Воевода Лютобор (Алексей Фаддеев) верой и правдой служит тмутараканскому князю (Юрий Цурило). Он предан настолько, что даже просит князя стать названным отцом своего новорожденного сына. Начальник соглашается, но по хитрому прищуру ясно, что у древнерусского политика свои планы на будущее подчиненного. Так и выходит.
Когда жену и ребенка Лютобора похищает банда наемников-скифов, князь притворяется отравленным и высылает воеводу не только вызволить родных, но и найти заказчика покушения. Напарником воина становится скиф Куница (Александр Кузнецов), брошенный собратьями на княжеской земле во время похищения.
«Скифу» чудовищно не повезло по очень многим параметрам. Прежде всего, он попал в затухание тренда на древнерусское кино, начатого «Викингом».
Эффектная идея «русской «Игры престолов» исчерпала себя даже слишком быстро, и после «Легенды о Коловрате» продюсеры всерьез подумают о том, насколько целесообразно затевать подобные проекты.
С другой стороны, выход картины в прокат совпал со скандалом с переносом сиквела «Приключений Паддингтона». Зрители на фильм пошли, но в медийном пространстве он так и остался еще одним русским фильмом, которому, вероятно, не светит окупить свой 150-миллионный бюджет. И все это особенно обидно, учитывая, что картина очевидно заслуживает внимание и обращается к стремительно изъезженной теме с новой стороны.

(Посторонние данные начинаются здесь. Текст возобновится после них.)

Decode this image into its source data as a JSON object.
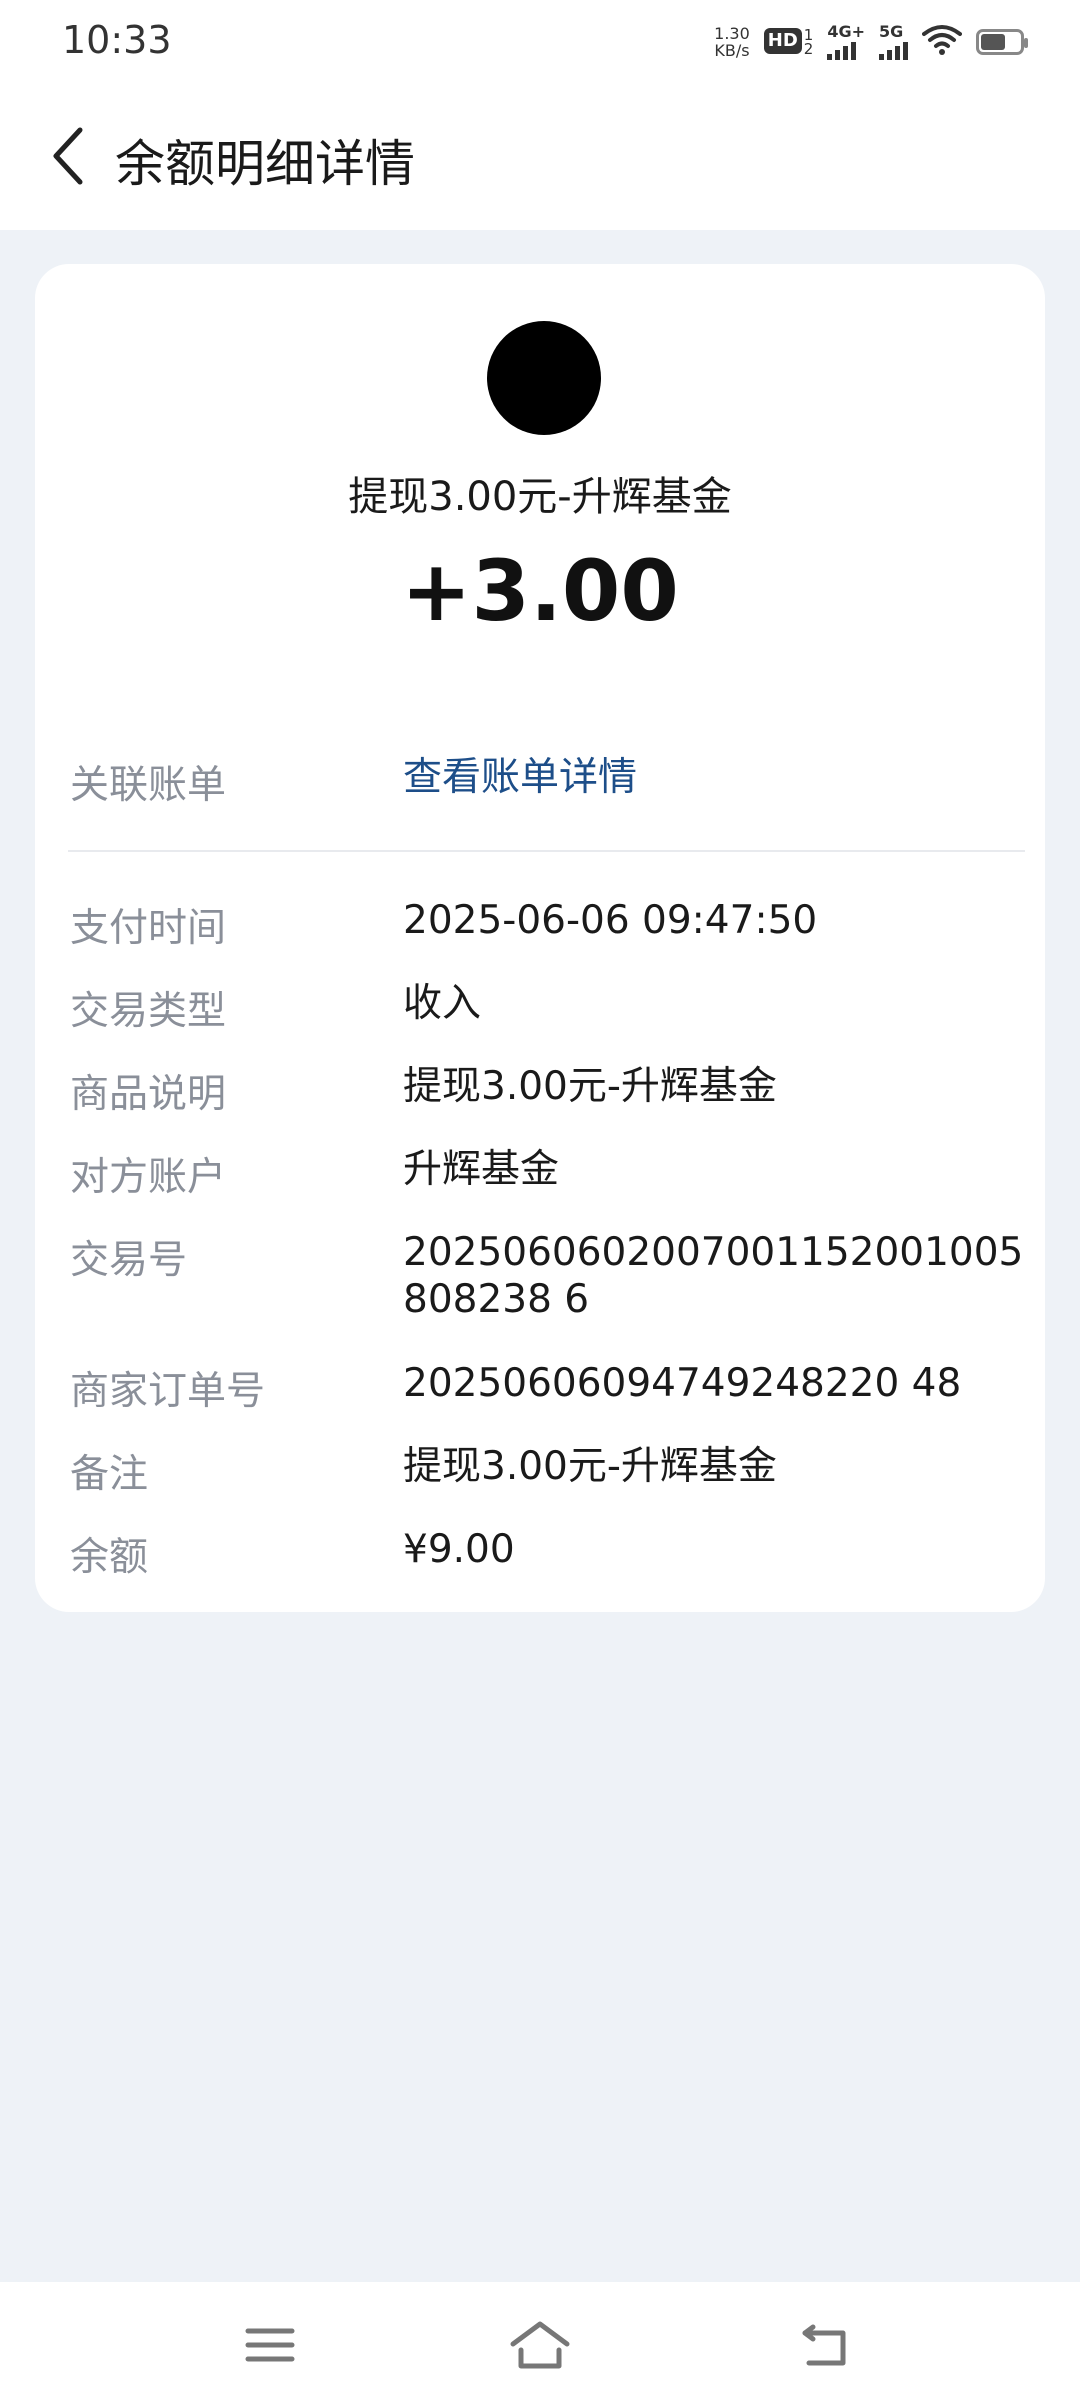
{
  "status_bar": {
    "time": "10:33",
    "net_speed_value": "1.30",
    "net_speed_unit": "KB/s",
    "hd_label": "HD",
    "hd_sub_top": "1",
    "hd_sub_bottom": "2",
    "signal1_label": "4G+",
    "signal2_label": "5G"
  },
  "header": {
    "title": "余额明细详情"
  },
  "transaction": {
    "title": "提现3.00元-升辉基金",
    "amount": "+3.00"
  },
  "linked_bill": {
    "label": "关联账单",
    "value": "查看账单详情"
  },
  "details": [
    {
      "label": "支付时间",
      "value": "2025-06-06 09:47:50"
    },
    {
      "label": "交易类型",
      "value": "收入"
    },
    {
      "label": "商品说明",
      "value": "提现3.00元-升辉基金"
    },
    {
      "label": "对方账户",
      "value": "升辉基金"
    },
    {
      "label": "交易号",
      "value": "2025060602007001152001005808238 6"
    },
    {
      "label": "商家订单号",
      "value": "20250606094749248220 48"
    },
    {
      "label": "备注",
      "value": "提现3.00元-升辉基金"
    },
    {
      "label": "余额",
      "value": "¥9.00"
    }
  ],
  "colors": {
    "page_bg": "#eef2f7",
    "card_bg": "#ffffff",
    "label": "#8a8f99",
    "link": "#1d4e89"
  }
}
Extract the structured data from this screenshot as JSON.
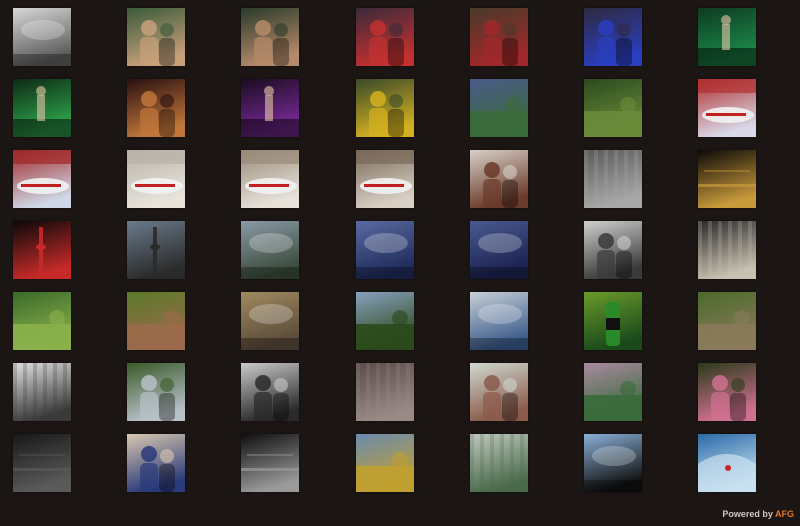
{
  "footer": {
    "label": "Powered by",
    "brand": "AFG",
    "brand_color": "#e07a2a"
  },
  "gallery": {
    "columns": 7,
    "thumbs": [
      {
        "name": "thumb-city-skyline-bw",
        "a": "#d8d8d8",
        "b": "#5a5a5a",
        "kind": "sky"
      },
      {
        "name": "thumb-couple-portrait-1",
        "a": "#3a5a3a",
        "b": "#c7a07a",
        "kind": "people"
      },
      {
        "name": "thumb-couple-portrait-2",
        "a": "#2a3a2a",
        "b": "#b58a6a",
        "kind": "people"
      },
      {
        "name": "thumb-carousel-women-1",
        "a": "#3b2a3a",
        "b": "#c23030",
        "kind": "people"
      },
      {
        "name": "thumb-carousel-women-2",
        "a": "#4a3a2a",
        "b": "#a0282a",
        "kind": "people"
      },
      {
        "name": "thumb-carousel-women-3",
        "a": "#2e2a40",
        "b": "#2a3ec0",
        "kind": "people"
      },
      {
        "name": "thumb-green-stage-musician",
        "a": "#0e3a22",
        "b": "#1c8c4a",
        "kind": "stage"
      },
      {
        "name": "thumb-guitarist-green-light",
        "a": "#0d2a14",
        "b": "#2fa84e",
        "kind": "stage"
      },
      {
        "name": "thumb-guitarist-closeup",
        "a": "#2a1010",
        "b": "#c0763a",
        "kind": "people"
      },
      {
        "name": "thumb-concert-stage-lights",
        "a": "#1a0c20",
        "b": "#7a2a9a",
        "kind": "stage"
      },
      {
        "name": "thumb-graduate-yellow-dress",
        "a": "#3a4a2a",
        "b": "#d4b020",
        "kind": "people"
      },
      {
        "name": "thumb-pond-garden",
        "a": "#4a5a8a",
        "b": "#3a6a3a",
        "kind": "land"
      },
      {
        "name": "thumb-forest-path",
        "a": "#2a4a1e",
        "b": "#6a8a3a",
        "kind": "land"
      },
      {
        "name": "thumb-flag-jet-nose",
        "a": "#b03030",
        "b": "#d8d8e8",
        "kind": "plane"
      },
      {
        "name": "thumb-jet-flag-hangar",
        "a": "#a02828",
        "b": "#cfd8e8",
        "kind": "plane"
      },
      {
        "name": "thumb-plane-hangar-1",
        "a": "#b8b2a8",
        "b": "#e8e4dc",
        "kind": "plane"
      },
      {
        "name": "thumb-plane-hangar-2",
        "a": "#9a8a7a",
        "b": "#e6e2da",
        "kind": "plane"
      },
      {
        "name": "thumb-plane-red-stripe",
        "a": "#7a6a5a",
        "b": "#d8cfc4",
        "kind": "plane"
      },
      {
        "name": "thumb-girl-portrait",
        "a": "#d8d0c8",
        "b": "#6a3a2a",
        "kind": "people"
      },
      {
        "name": "thumb-ice-texture",
        "a": "#5a5a5a",
        "b": "#a8a8a8",
        "kind": "texture"
      },
      {
        "name": "thumb-night-street",
        "a": "#0c0a08",
        "b": "#c89a3a",
        "kind": "night"
      },
      {
        "name": "thumb-cn-tower-night",
        "a": "#0a0808",
        "b": "#c82a2a",
        "kind": "tower"
      },
      {
        "name": "thumb-cn-tower-day",
        "a": "#6a7a8a",
        "b": "#2a2a2a",
        "kind": "tower"
      },
      {
        "name": "thumb-skyscraper-look-up",
        "a": "#8a9aa8",
        "b": "#3a4a3a",
        "kind": "sky"
      },
      {
        "name": "thumb-storm-clouds-1",
        "a": "#5a6aa0",
        "b": "#1e2a5a",
        "kind": "sky"
      },
      {
        "name": "thumb-storm-clouds-2",
        "a": "#4a5a90",
        "b": "#1a2050",
        "kind": "sky"
      },
      {
        "name": "thumb-boy-fedora-bw",
        "a": "#cfcfcf",
        "b": "#3a3a3a",
        "kind": "people"
      },
      {
        "name": "thumb-stadium-crowd",
        "a": "#2a2a2a",
        "b": "#c8c0b0",
        "kind": "texture"
      },
      {
        "name": "thumb-picnic-park",
        "a": "#3a6a2a",
        "b": "#8ab04a",
        "kind": "land"
      },
      {
        "name": "thumb-deer-grazing",
        "a": "#5a7a2a",
        "b": "#9a6a4a",
        "kind": "land"
      },
      {
        "name": "thumb-seagull-lamp",
        "a": "#a08a60",
        "b": "#5a4a3a",
        "kind": "sky"
      },
      {
        "name": "thumb-sunset-field",
        "a": "#8aa0c0",
        "b": "#2a4a1a",
        "kind": "land"
      },
      {
        "name": "thumb-bird-on-wire",
        "a": "#c8d0d8",
        "b": "#3a5a8a",
        "kind": "sky"
      },
      {
        "name": "thumb-green-soda-bottle",
        "a": "#6a9a2a",
        "b": "#1a4a1a",
        "kind": "bottle"
      },
      {
        "name": "thumb-bird-grass",
        "a": "#4a6a2a",
        "b": "#8a7a5a",
        "kind": "land"
      },
      {
        "name": "thumb-building-lines-bw",
        "a": "#e0e0e0",
        "b": "#3a3a3a",
        "kind": "texture"
      },
      {
        "name": "thumb-helmet-stickers",
        "a": "#3a5a2a",
        "b": "#b8c0c8",
        "kind": "people"
      },
      {
        "name": "thumb-woman-face-bw",
        "a": "#cacaca",
        "b": "#2a2a2a",
        "kind": "people"
      },
      {
        "name": "thumb-rose-sepia",
        "a": "#5a4a48",
        "b": "#9a8a86",
        "kind": "texture"
      },
      {
        "name": "thumb-woman-smiling-gym",
        "a": "#cfd8d0",
        "b": "#8a5a4a",
        "kind": "people"
      },
      {
        "name": "thumb-misty-hills",
        "a": "#a88aa0",
        "b": "#3a6a3a",
        "kind": "land"
      },
      {
        "name": "thumb-girl-pink-top",
        "a": "#2a3a1a",
        "b": "#d07090",
        "kind": "people"
      },
      {
        "name": "thumb-bridge-dark",
        "a": "#181818",
        "b": "#5a5a5a",
        "kind": "night"
      },
      {
        "name": "thumb-car-radio-hand",
        "a": "#d8c8b0",
        "b": "#2a3a7a",
        "kind": "people"
      },
      {
        "name": "thumb-microphone-bw",
        "a": "#0e0e0e",
        "b": "#9a9a9a",
        "kind": "night"
      },
      {
        "name": "thumb-wheat-field",
        "a": "#6a8ab0",
        "b": "#c0a030",
        "kind": "land"
      },
      {
        "name": "thumb-leaf-closeup",
        "a": "#c0c8c0",
        "b": "#4a6a4a",
        "kind": "texture"
      },
      {
        "name": "thumb-diver-silhouette",
        "a": "#8ab0d8",
        "b": "#101010",
        "kind": "sky"
      },
      {
        "name": "thumb-surfer-wave",
        "a": "#2a6aa8",
        "b": "#c8e0f0",
        "kind": "sea"
      }
    ]
  }
}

Прежде всего, надо понимать, что «Скиф» с самого начала снимает все претензии к историзму. Местом действия выбрано Тмутараканское княжество, действительно существовавшее в Восточном Крыму в X-XII веках, однако скифы к тому моменту уже лет шестьсот как перестали существовать. Понятно, что имеется в виду скорее сказочная Тмутаракань — фантазийное, мифическое пространство, безвозвратно канувшее в лету, как Атлантида — в воду.
Такая мера условности позволяет авторам известную свободу, и в «Скифе» действительно удивительный визуальный ряд: причудливые маски, позолоченные шрамы на лицах, странный лесной народ, который возглавляет карлик, поклоняющийся одному из петроглифов из Стоунхенджа.
Среди этих декораций (плюс низкое пламенеющее крымское небо, за съемки которого создателям фильма уже запретили въезд на Украину) разворачивается история, каких в российском кино тоже давно не было.
Время действия не обозначено, но по многочисленным деталям ясно, что речь идет о первых веках после Крещения Руси, переходном периоде, когда старые и новые верования существовали в очевидном симбиозе. Так Лютобор вроде бы поклоняется «распятому Богу», но в то же время требует у Куницы (верующего в Ареса) клятвы перед идолом Перуна.
Надо также отметить, что единственного персонажа, признающего себя христианином, здесь режут на крупном плане. С одной стороны, в этом есть как раз историческая точность, но с другой — про этот период слишком мало источников, о чем говорили чуть больше года назад создатели «Викинга».
С картиной о князе Владимире «Скифа» роднит, пожалуй, и то, что оба фильма так или иначе пытаются ответить на вопрос о том, кто мы такие и откуда идем. Однако если авторы «Викинга» пошли по пути реконструкции, то «Скиф» предлагает скорее чисто художественный эксперимент, это не визуализация архивной работы, а попытка представить, вообразить наше прошлое. Это роднит картину с опытами Петра Луцика и Алексея Саморядова («Окраина», «Гонгофер»), которые тоже называли себя язычниками и строили свои сценарии на смутных, но интуитивно понятных всякому россиянину архетипах.
Именно из этих соображений, кажется, в «Скифе» даже разговаривают на почти современном языке (примерно на пятой минуте, например, звучит слово «хлебало»), хотя диалоги, пожалуй, самая слабая сторона фильма —
благо, ближе к середине человеческая речь почти пропадает, сменяясь рыком и филигранно подобранным закадровым скрежетом.
Говоря проще, «Скиф» это по-настоящему лютое кино, в котором пар, идущий от вытекающей из теплого тела крови ощущается почти физически. Некоторым минусом выглядит то, что авторы все-таки пытаются обуздать бешеную энергию героев, загнав их в рамки довольно банального сюжета.
Эпизоды, необходимые для продвижения истории, здесь смотрятся искусственно, но их можно простить и использовать, чтобы перевести дух между сценами, в которых бурлит будто дремавшая долгие века языческая мощь, в которых (и здесь никак не обойтись без понятной цитаты) «в последний раз — на светлый братский пир сзывает варварская лира».